Just learned that a local bank was busy unloading its failed commercial loans, originally extended to Greenwich spec builders, for pennies on the dollar last week. That same bank has now received a cease and desist letter from the FDIC so it can’t do that any more but, since these loans aren’t current and in fact aren’t paying anything, how long before the new note holders exercise the confessions of judgment signed by the builders and dump them, and their houses, on the street? For that matter, how long before the bank itself is shut down? These thigs happen on Fridays. This Friday is the last one in June, if you care to set your watch.
Why is Habitat for Humanity still building houses? Clusterstock links to a story in Florida – Florida!– about Habitat for Humanity announcing plans to build a new subdivision, half for profit, the other half subsidized. Talk about mission creep. Just as MADD has branched into the Temperance movement now that its initial goal of draconian drunk driving laws has been accomplished, Habitat is scurrying around trying to find a new purpose with which to keep Jimmy and Roslyn Carter occupied on their volunteer weekends.
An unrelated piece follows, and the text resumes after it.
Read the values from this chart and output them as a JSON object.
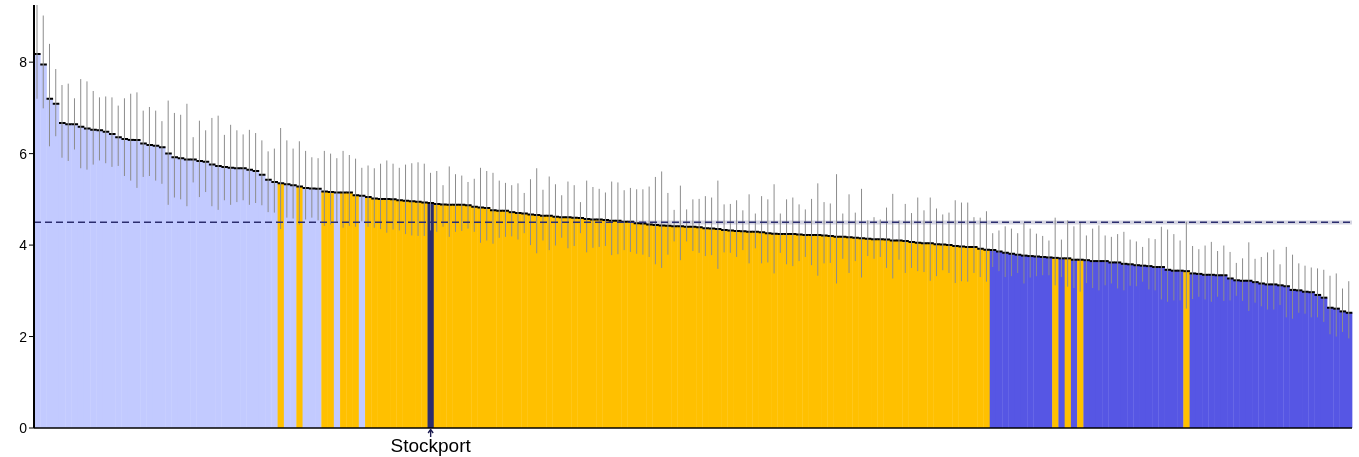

My own kids have participated in this program and it’s great – nothing better than lending a helping hand. But right now, if the goal is to provide housing for po’ folk, especially in Florida, the inventory is there already. All you have to do is get there before the bulldozers do.
When Heineken moved its CEO (for America) back to the home country in 2007, it listed his huse for $3.9 million and sold it that April for $3.1 to a local resident of Taconic Road. She made very quick work of “renovating” it and returned it to the market four months later for $4.595 million. Even in 2007, that was a bit much for the house and so it’s sat unsold ever since. through a couple of different brokers and a few price changes. Today it was withdrawn. Lat asking price was $3.795 and I’m curious to see where it returns.
Well, sort of. The would-be seller of a Greenwich house has filed an ethics complaint against me alleging that I was mean to him (I’m looking into whether there is any sort of confidentiality provision afforded claimants by our Board’s rules and if not, I’ll post the complaint here). I question the angry owner’s standing to file such a complaint, and the applicability of the ethics code to a broker/agent – customer relationship that doesn’t exist, but I suppose this was inevitable. When someone’s facing foreclosure, can’t sell his house and has nothing but doom looking him in the face, it’s just human (and cornered rat) nature to lash out at anyone handy.
If the owner were still capable of rational thought, he’d realize that my mention of his house in June of this year has nothing to do with the failure to sell the property over the past four years. Nothing. But I suspect that capability vanished long ago.
I will of course keep readers posted on developments.